Il y avait autre chose à dire
J'ai appris comme tout le monde que la mère d'une fille de neuf ans, enceinte de son beau-père, avait été excommuniée par son évêque au Brésil, avec l'équipe médicale qui avait procédé à l'avortement de sa fille. Comme évêque, je suis solidaire de tous les évêques du monde. La solidarité impose de dire ses désaccords, sinon elle ne serait que complicité. Je dois dire à mon frère l'évêque de Recife - et au cardinal qui l'a soutenu - que je ne comprends pas leur intervention. Devant un tel drame, devant la blessure d'une enfant violée et incapable, même physiquement, de mener à terme une grossesse, il y avait autre chose à dire, et surtout des questions à se poser : comment accompagner, encourager, permettre de sortir de l'horreur, de retrouver sens et goût à la vie ? Comment aider la fille et la mère à se reconstruire ? Nous balbutions, surtout nous les hommes, et devons compter sur les femmes pour être là avec plus de présence que de paroles. Mais des paroles de condamnation, un rappel de la loi, aussi juste soit-elle : c'est ce qu'il ne faut pas faire.
Jésus aurait dit que la morale est faite pour l'homme et non l'homme pour la morale. Il a dénoncé l'hypocrisie de ceux qui lient de pesants fardeaux sur les épaules des autres.
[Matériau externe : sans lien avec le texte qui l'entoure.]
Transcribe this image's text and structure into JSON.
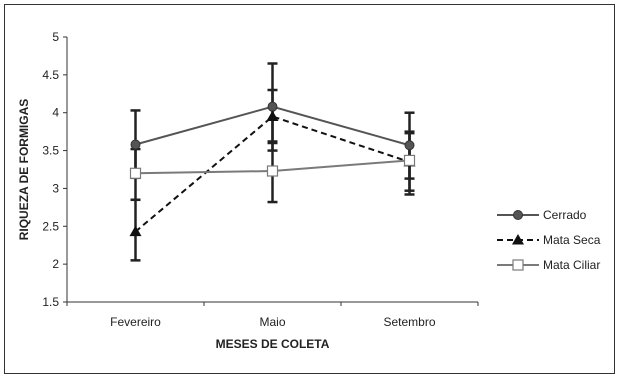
{
  "chart_data": {
    "type": "line",
    "title": "",
    "xlabel": "MESES DE COLETA",
    "ylabel": "RIQUEZA DE FORMIGAS",
    "categories": [
      "Fevereiro",
      "Maio",
      "Setembro"
    ],
    "ylim": [
      1.5,
      5
    ],
    "yticks": [
      "1.5",
      "2",
      "2.5",
      "3",
      "3.5",
      "4",
      "4.5",
      "5"
    ],
    "grid": false,
    "legend_position": "right",
    "series": [
      {
        "name": "Cerrado",
        "values": [
          3.58,
          4.08,
          3.57
        ],
        "err_low": [
          3.14,
          3.5,
          3.13
        ],
        "err_high": [
          4.03,
          4.65,
          4.0
        ],
        "marker": "circle",
        "line_style": "solid",
        "color": "#555555"
      },
      {
        "name": "Mata Seca",
        "values": [
          2.43,
          3.95,
          3.35
        ],
        "err_low": [
          2.05,
          3.6,
          2.92
        ],
        "err_high": [
          2.85,
          4.3,
          3.75
        ],
        "marker": "triangle",
        "line_style": "dashed",
        "color": "#111111"
      },
      {
        "name": "Mata Ciliar",
        "values": [
          3.2,
          3.23,
          3.37
        ],
        "err_low": [
          2.85,
          2.82,
          2.97
        ],
        "err_high": [
          3.52,
          3.62,
          3.73
        ],
        "marker": "square",
        "line_style": "solid",
        "color": "#7a7a7a"
      }
    ]
  }
}
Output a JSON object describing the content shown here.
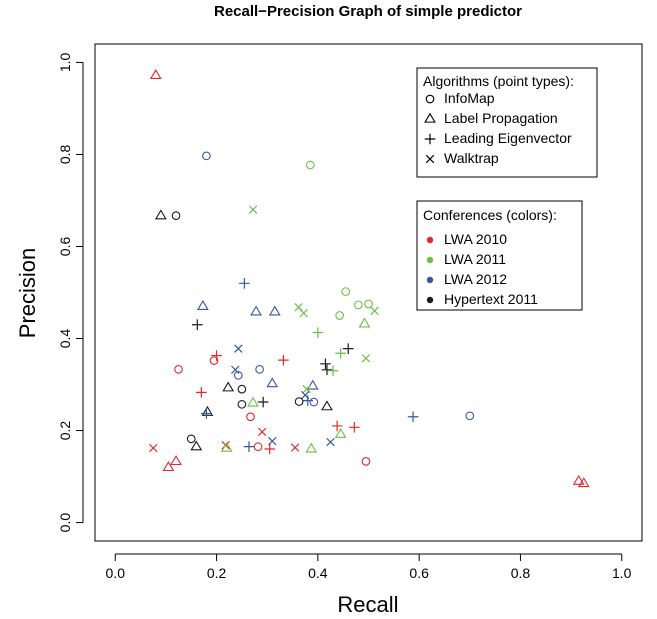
{
  "chart_data": {
    "type": "scatter",
    "title": "Recall−Precision Graph of simple predictor",
    "xlabel": "Recall",
    "ylabel": "Precision",
    "xlim": [
      -0.04,
      1.04
    ],
    "ylim": [
      -0.04,
      1.04
    ],
    "xticks": [
      "0.0",
      "0.2",
      "0.4",
      "0.6",
      "0.8",
      "1.0"
    ],
    "yticks": [
      "0.0",
      "0.2",
      "0.4",
      "0.6",
      "0.8",
      "1.0"
    ],
    "grid": false,
    "shape_legend": {
      "title": "Algorithms (point types):",
      "position": "top-right",
      "items": [
        {
          "label": "InfoMap",
          "shape": "circle"
        },
        {
          "label": "Label Propagation",
          "shape": "triangle"
        },
        {
          "label": "Leading Eigenvector",
          "shape": "plus"
        },
        {
          "label": "Walktrap",
          "shape": "cross"
        }
      ]
    },
    "color_legend": {
      "title": "Conferences (colors):",
      "position": "right",
      "items": [
        {
          "label": "LWA 2010",
          "color": "#e8262b"
        },
        {
          "label": "LWA 2011",
          "color": "#6cbf45"
        },
        {
          "label": "LWA 2012",
          "color": "#3557a5"
        },
        {
          "label": "Hypertext 2011",
          "color": "#1a1a1a"
        }
      ]
    },
    "points": [
      {
        "x": 0.08,
        "y": 0.972,
        "shape": "triangle",
        "color": "LWA 2010"
      },
      {
        "x": 0.18,
        "y": 0.797,
        "shape": "circle",
        "color": "LWA 2012"
      },
      {
        "x": 0.385,
        "y": 0.777,
        "shape": "circle",
        "color": "LWA 2011"
      },
      {
        "x": 0.09,
        "y": 0.667,
        "shape": "triangle",
        "color": "Hypertext 2011"
      },
      {
        "x": 0.12,
        "y": 0.667,
        "shape": "circle",
        "color": "Hypertext 2011"
      },
      {
        "x": 0.272,
        "y": 0.68,
        "shape": "cross",
        "color": "LWA 2011"
      },
      {
        "x": 0.255,
        "y": 0.52,
        "shape": "plus",
        "color": "LWA 2012"
      },
      {
        "x": 0.455,
        "y": 0.502,
        "shape": "circle",
        "color": "LWA 2011"
      },
      {
        "x": 0.173,
        "y": 0.47,
        "shape": "triangle",
        "color": "LWA 2012"
      },
      {
        "x": 0.48,
        "y": 0.473,
        "shape": "circle",
        "color": "LWA 2011"
      },
      {
        "x": 0.5,
        "y": 0.475,
        "shape": "circle",
        "color": "LWA 2011"
      },
      {
        "x": 0.362,
        "y": 0.468,
        "shape": "cross",
        "color": "LWA 2011"
      },
      {
        "x": 0.278,
        "y": 0.458,
        "shape": "triangle",
        "color": "LWA 2012"
      },
      {
        "x": 0.315,
        "y": 0.458,
        "shape": "triangle",
        "color": "LWA 2012"
      },
      {
        "x": 0.372,
        "y": 0.455,
        "shape": "cross",
        "color": "LWA 2011"
      },
      {
        "x": 0.512,
        "y": 0.46,
        "shape": "cross",
        "color": "LWA 2011"
      },
      {
        "x": 0.443,
        "y": 0.45,
        "shape": "circle",
        "color": "LWA 2011"
      },
      {
        "x": 0.492,
        "y": 0.432,
        "shape": "triangle",
        "color": "LWA 2011"
      },
      {
        "x": 0.162,
        "y": 0.43,
        "shape": "plus",
        "color": "Hypertext 2011"
      },
      {
        "x": 0.4,
        "y": 0.413,
        "shape": "plus",
        "color": "LWA 2011"
      },
      {
        "x": 0.243,
        "y": 0.378,
        "shape": "cross",
        "color": "LWA 2012"
      },
      {
        "x": 0.46,
        "y": 0.378,
        "shape": "plus",
        "color": "Hypertext 2011"
      },
      {
        "x": 0.445,
        "y": 0.368,
        "shape": "plus",
        "color": "LWA 2011"
      },
      {
        "x": 0.195,
        "y": 0.352,
        "shape": "circle",
        "color": "LWA 2010"
      },
      {
        "x": 0.2,
        "y": 0.363,
        "shape": "plus",
        "color": "LWA 2010"
      },
      {
        "x": 0.332,
        "y": 0.353,
        "shape": "plus",
        "color": "LWA 2010"
      },
      {
        "x": 0.415,
        "y": 0.345,
        "shape": "plus",
        "color": "Hypertext 2011"
      },
      {
        "x": 0.495,
        "y": 0.357,
        "shape": "cross",
        "color": "LWA 2011"
      },
      {
        "x": 0.125,
        "y": 0.333,
        "shape": "circle",
        "color": "LWA 2010"
      },
      {
        "x": 0.285,
        "y": 0.333,
        "shape": "circle",
        "color": "LWA 2012"
      },
      {
        "x": 0.237,
        "y": 0.332,
        "shape": "cross",
        "color": "LWA 2012"
      },
      {
        "x": 0.243,
        "y": 0.32,
        "shape": "circle",
        "color": "LWA 2012"
      },
      {
        "x": 0.418,
        "y": 0.332,
        "shape": "plus",
        "color": "Hypertext 2011"
      },
      {
        "x": 0.43,
        "y": 0.33,
        "shape": "plus",
        "color": "LWA 2011"
      },
      {
        "x": 0.31,
        "y": 0.302,
        "shape": "triangle",
        "color": "LWA 2012"
      },
      {
        "x": 0.223,
        "y": 0.293,
        "shape": "triangle",
        "color": "Hypertext 2011"
      },
      {
        "x": 0.25,
        "y": 0.29,
        "shape": "circle",
        "color": "Hypertext 2011"
      },
      {
        "x": 0.39,
        "y": 0.297,
        "shape": "triangle",
        "color": "LWA 2012"
      },
      {
        "x": 0.17,
        "y": 0.283,
        "shape": "plus",
        "color": "LWA 2010"
      },
      {
        "x": 0.378,
        "y": 0.29,
        "shape": "cross",
        "color": "LWA 2011"
      },
      {
        "x": 0.375,
        "y": 0.277,
        "shape": "cross",
        "color": "LWA 2012"
      },
      {
        "x": 0.38,
        "y": 0.265,
        "shape": "plus",
        "color": "LWA 2012"
      },
      {
        "x": 0.363,
        "y": 0.263,
        "shape": "circle",
        "color": "Hypertext 2011"
      },
      {
        "x": 0.392,
        "y": 0.262,
        "shape": "circle",
        "color": "LWA 2012"
      },
      {
        "x": 0.25,
        "y": 0.257,
        "shape": "circle",
        "color": "Hypertext 2011"
      },
      {
        "x": 0.272,
        "y": 0.26,
        "shape": "triangle",
        "color": "LWA 2011"
      },
      {
        "x": 0.292,
        "y": 0.262,
        "shape": "plus",
        "color": "Hypertext 2011"
      },
      {
        "x": 0.418,
        "y": 0.252,
        "shape": "triangle",
        "color": "Hypertext 2011"
      },
      {
        "x": 0.182,
        "y": 0.24,
        "shape": "triangle",
        "color": "Hypertext 2011"
      },
      {
        "x": 0.18,
        "y": 0.237,
        "shape": "plus",
        "color": "LWA 2012"
      },
      {
        "x": 0.267,
        "y": 0.23,
        "shape": "circle",
        "color": "LWA 2010"
      },
      {
        "x": 0.588,
        "y": 0.23,
        "shape": "plus",
        "color": "LWA 2012"
      },
      {
        "x": 0.7,
        "y": 0.232,
        "shape": "circle",
        "color": "LWA 2012"
      },
      {
        "x": 0.438,
        "y": 0.21,
        "shape": "plus",
        "color": "LWA 2010"
      },
      {
        "x": 0.472,
        "y": 0.207,
        "shape": "plus",
        "color": "LWA 2010"
      },
      {
        "x": 0.29,
        "y": 0.197,
        "shape": "cross",
        "color": "LWA 2010"
      },
      {
        "x": 0.445,
        "y": 0.192,
        "shape": "triangle",
        "color": "LWA 2011"
      },
      {
        "x": 0.15,
        "y": 0.182,
        "shape": "circle",
        "color": "Hypertext 2011"
      },
      {
        "x": 0.425,
        "y": 0.175,
        "shape": "cross",
        "color": "LWA 2012"
      },
      {
        "x": 0.31,
        "y": 0.177,
        "shape": "cross",
        "color": "LWA 2012"
      },
      {
        "x": 0.218,
        "y": 0.168,
        "shape": "cross",
        "color": "LWA 2010"
      },
      {
        "x": 0.16,
        "y": 0.165,
        "shape": "triangle",
        "color": "Hypertext 2011"
      },
      {
        "x": 0.22,
        "y": 0.162,
        "shape": "triangle",
        "color": "LWA 2011"
      },
      {
        "x": 0.264,
        "y": 0.165,
        "shape": "plus",
        "color": "LWA 2012"
      },
      {
        "x": 0.282,
        "y": 0.165,
        "shape": "circle",
        "color": "LWA 2010"
      },
      {
        "x": 0.305,
        "y": 0.16,
        "shape": "plus",
        "color": "LWA 2010"
      },
      {
        "x": 0.355,
        "y": 0.163,
        "shape": "cross",
        "color": "LWA 2010"
      },
      {
        "x": 0.387,
        "y": 0.16,
        "shape": "triangle",
        "color": "LWA 2011"
      },
      {
        "x": 0.075,
        "y": 0.162,
        "shape": "cross",
        "color": "LWA 2010"
      },
      {
        "x": 0.12,
        "y": 0.133,
        "shape": "triangle",
        "color": "LWA 2010"
      },
      {
        "x": 0.105,
        "y": 0.12,
        "shape": "triangle",
        "color": "LWA 2010"
      },
      {
        "x": 0.495,
        "y": 0.133,
        "shape": "circle",
        "color": "LWA 2010"
      },
      {
        "x": 0.915,
        "y": 0.09,
        "shape": "triangle",
        "color": "LWA 2010"
      },
      {
        "x": 0.925,
        "y": 0.085,
        "shape": "triangle",
        "color": "LWA 2010"
      }
    ]
  }
}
Je confesse que j'ai accompagné des femmes avant et après une IVG. Je crois que l'Église catholique assume sa responsabilité sociale en insistant, à temps et à contretemps, sur le respect de la vie humaine « depuis la conception jusqu'à la mort naturelle ». Nous manquerions à notre responsabilité en taisant cet appel, qui relève de la défense des plus petits et des plus faibles. Après, il s'agit d'accompagner chaque personne, dans des situations où je ne voudrais pas être, et où chacun essaie de faire au mieux de ce qu'il ou elle peut. Dieu nous appelle à des décisions qui peuvent être exigeantes, mais d'abord il nous enveloppe de sa tendresse, et il nous accueille dans les obscurités et les drames de la vie. J'attends des hommes d'Église, mes frères, qu'ils n'utilisent pas son nom pour condamner des personnes ou les enfermer dans la culpabilité.